GENEVIÈVE DELAISI DE PARSEVAL

Quel bel et bon sujet qui, pour une fois, n’est pas près d’être balayé en quelques jours par le suivant… Deux multinationales américaines offrent une jolie somme à de brillantes jeunes femmes afin qu’elles congèlent leurs ovocytes ; ce, afin de les inviter à procrastiner le plus tard possible la conception de leur premier enfant. Ainsi, plus d’arrêts pour maternités intempestives, grossesses pathologiques ou congés pour des rhinopharyngites du nourrisson. Il est facile de se gausser de ces Américains malades du progrès, victimes irréfléchies de la loi de Gabor («Tout ce qui est techniquement possible sera nécessairement réalisé»). Qu’on se rassure : il n’y a pas, en France, de risque qu’une telle dérive advienne puisque c’est interdit ! S’il existe chez nous ce type de candidateswork addict, elles n’ont qu’à aller en Espagne faire congeler leurs ovocytes, à leurs frais bien entendu (4 000 euros environ).
Avant de juger urbi et orbi, considérons les arguments. Outre-Atlantique, où le débat fait rage depuis une quinzaine de jours, certains voient là un renouvellement intéressant de la question du genre : hommes et femmes seraient enfin égaux quant à l’âge de la procréation ; fini le couperet de l’horloge biologique qui discrimine les femmes tandis que ces messieurs peuvent procréer à point d’âge pour peu qu’ils trouvent une candidate possible. Un argument contraire s’insurge, lui, contre l’intrusion scandaleuse de la société capitaliste dans l’intimité, voire dans la sexualité des femmes («vous voulez des enfants ? combien ? quel genre de sexualité avez-vous ? etc.») Quant au culte du jeunisme, il fédère, lui, tout le monde : «Vous pourrez procréer, mesdames, à 50 ans, avec des ovocytes âgés de 30 ans. Quelle avancée sociétale et médicale !»

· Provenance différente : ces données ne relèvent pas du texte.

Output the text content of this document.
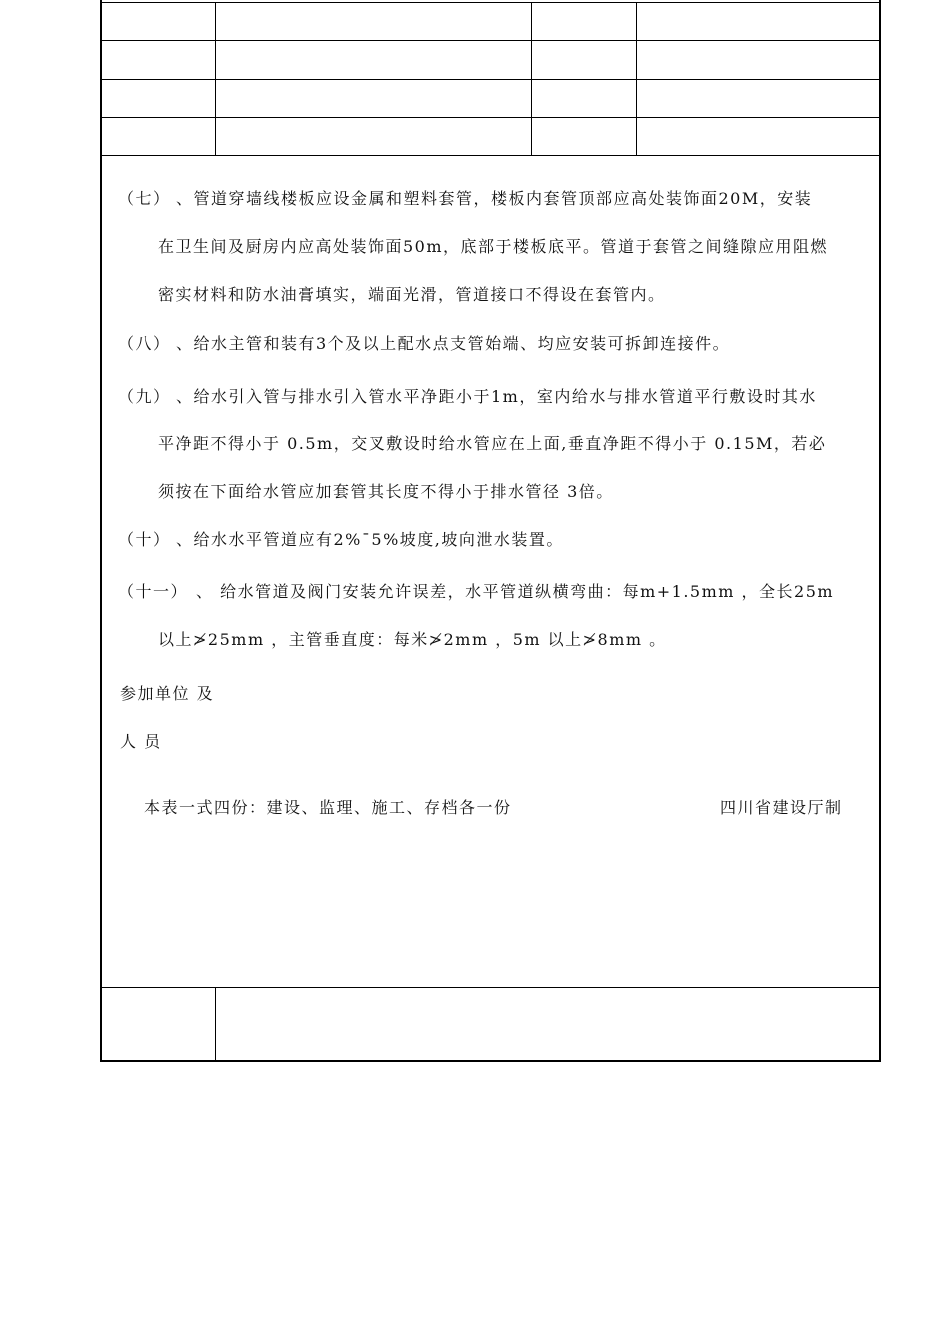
（七） 、管道穿墙线楼板应设金属和塑料套管，楼板内套管顶部应高处装饰面20M，安装
在卫生间及厨房内应高处装饰面50m，底部于楼板底平。管道于套管之间缝隙应用阻燃
密实材料和防水油膏填实，端面光滑，管道接口不得设在套管内。
（八） 、给水主管和装有3个及以上配水点支管始端、均应安装可拆卸连接件。
（九） 、给水引入管与排水引入管水平净距小于1m，室内给水与排水管道平行敷设时其水
平净距不得小于 0.5m，交叉敷设时给水管应在上面,垂直净距不得小于 0.15M，若必
须按在下面给水管应加套管其长度不得小于排水管径 3倍。
（十） 、给水水平管道应有2%¯5%坡度,坡向泄水装置。
（十一） 、 给水管道及阀门安装允许误差，水平管道纵横弯曲：每m+1.5mm ，全长25m
以上≯25mm ，主管垂直度：每米≯2mm ，5m 以上≯8mm 。
参加单位 及
人 员
本表一式四份：建设、监理、施工、存档各一份	四川省建设厅制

En France, pour l’instant, l’Olympe de la bioéthique semble condamner cette pratique sauvage. Un certain nombre d’effets collatéraux sont, en effet, prévisibles si la congélation des ovocytes devenait possible (et remboursée par la Sécurité sociale ?) : on pourrait nommer «syndrome de procrastination maternelle» le scénario le plus probable. Il existe en fait nombre d’arguments autres que ceux relatifs au carriérisme pour apporter de l’eau au moulin de la maternité différée ; problématique alimentée depuis longtemps par la contraception, l’IVG, le célibat prolongé et autres événements ou prétextes, bons ou mauvais selon le regard qu’on porte : le «futur suffisamment bon père» n’a pas encore été rencontré, ou la mort d’une grand-mère, ou un appartement jugé trop petit, ou encore un changement de job, etc.
Evénements ou prétextes, bons ou mauvais selon le regard qu’on porte. On peut même envisager des effets pervers sur le désir d’enfant  lui-même, le fantasme sous-jacent étant alors le suivant : «Ma capacité reproductive est vérifiée par la médecine, j’ai de "bons ovocytes jeunes", ce gain narcissique me suffit !» Il est de fait gratifiant de penser pouvoir avoir plusieurs (beaux) enfants, plus facile au fond que d’en avoir (et d’en élever) un ! L’enfant idéal est parfois mieux que l’enfant réel.
Mais il existe aussi des arguments médicaux. La fécondation in vitro ne marche pas à tout coup, surtout quand la future mère a plus de 40 ans. L’avis de l’American Society for Reproductive Medicine (ASRM) à ce sujet souligne le faux espoir qui encourage les femmes à différer leur maternité. Les chiffres estimés d’une naissance dans ce contexte sont faibles et ils varient en fonction de l’âge de la femme au moment de la congélation (31,5% de chances si elle a 25 ans, mais 14,8% si elle en a 40). Mais qui irait congeler ses ovocytes à 25 ans, un âge où l’on se croit indéfiniment féconde ? L’hubris de la jeunesse. Les scientifiques américains sont dubitatifs, on le voit. Se dessine alors un scénario un peu ubuesque au cas où la FIV ne marcherait pas chez une femme de 40 ans qui aurait fait trois tentatives de FIV avec ses ovocytes congelés dix ans auparavant : ce serait de faire des FIV en recourant à un don d’ovocytes de femmes très jeunes (20 ans). Comble du paradoxe…
Un débat passionnant s’ouvre. Avant de proférer des jugements ou prophéties tous azimuts, il paraît intéressant de savoir ce qu’en pensent les femmes françaises elles-mêmes, dans un contexte culturel bien différent de celui des Américaines.
Dernier ouvrage paru : «Voyage au pays des infertiles. Neuf mois dans la vie d’une psy», Odile Jacob, 2014.